China inflation surges to 10-year high
Surging food prices drove the consumer price index (CPI) to 5.6 per cent in July - the highest in a decade - the National Bureau of Statistics (NBS) said on Monday.
But analysts remained confident that it will ease by the year-end.
Food prices, which make up about a third of the inflation basket, rose 15.4 per cent year on year last month.
Meat prices rocketed 45.2 per cent, the highest among all food products. Egg and edible oil prices increased by more than 30 per cent year on year.
However, non-food prices rose only 0.9 per cent.
Core inflation, which excludes food and energy prices, remained low at 0.7 per cent in the first half of this year, according to the NBS.
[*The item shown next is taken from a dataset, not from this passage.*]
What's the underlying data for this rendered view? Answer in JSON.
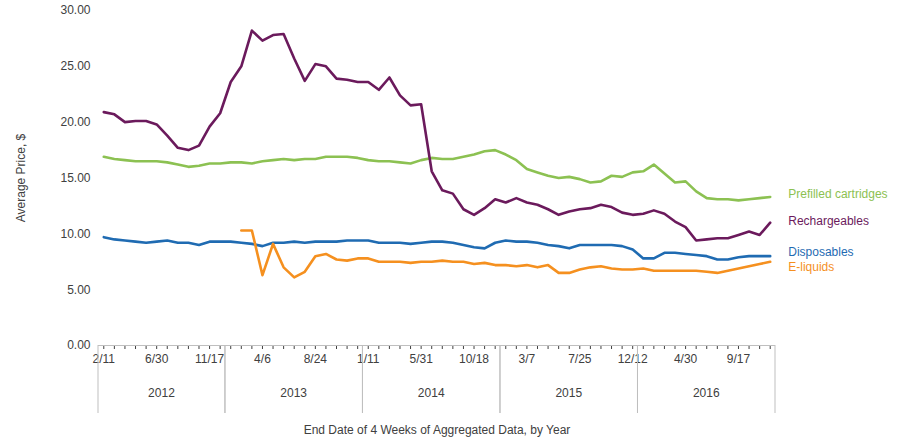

"The CPI growth in July is a bit surprising," said Zhu Baoliang, chief economist with the State Information Centre.
Many economists forecast that it would rise by around 5 per cent after it hit 4.4 per cent in June.
The government has taken a slew of measures, such as encouraging pig raising and checking price cartels, to increase food supply and curb prices.
"Price rises are set to slow but it will take some time for those measures to show their effect", Zhu told China Daily.
Chen Xingdong, chief economist of BNP Paribas Peregrine Securities, said prices will not stop rising until November.
If the price rises spill over into the industrial sector and lead to price hikes of industrial products, the situation will become much more serious, as it will indicate a more general inflationary trend, Chen warned.
For the whole year, the CPI is bound to break the central bank benchmark of 3 per cent, he said, adding: "Our study shows it may be about 3.7 per cent."
Many economists have forecast it will be close to 4 per cent.
One or two hikes in the interest rate are widely expected given rising consumer prices and other key economic indicators.
But Zhu said the rate increases, which are quite possible, will not ease price rises.
"Price rises of grain (used as animal feed) have remained stable and therefore it is not rising costs, but a growing supply-demand gap of food products that has pushed up the price index," Zhu said.
Interest rate hikes will not dampen demand for food, he added.
He said rising inflation has pushed the real interest rate - the benchmark one-year deposit rate is 3.33 per cent - into negative territory.
BEIJING EASES
FOREX CONTROLS
Another AP report from Beijing adds: China has scrapped rules that required local companies to convert a portion of their foreign earnings into Chinese currency, the government said Tuesday, in a move that could ease pressure on Beijing's foreign exchange system.
Companies now will be allowed to decide on their own how to use money earned abroad, the State Administration of Foreign Exchange said on its Web site.
Previous rules requiring companies to convert at least 20 percent of foreign earnings into Chinese yuan boosted demand for the currency, increasing pressure for it to rise against the U.S. dollar and other foreign currencies.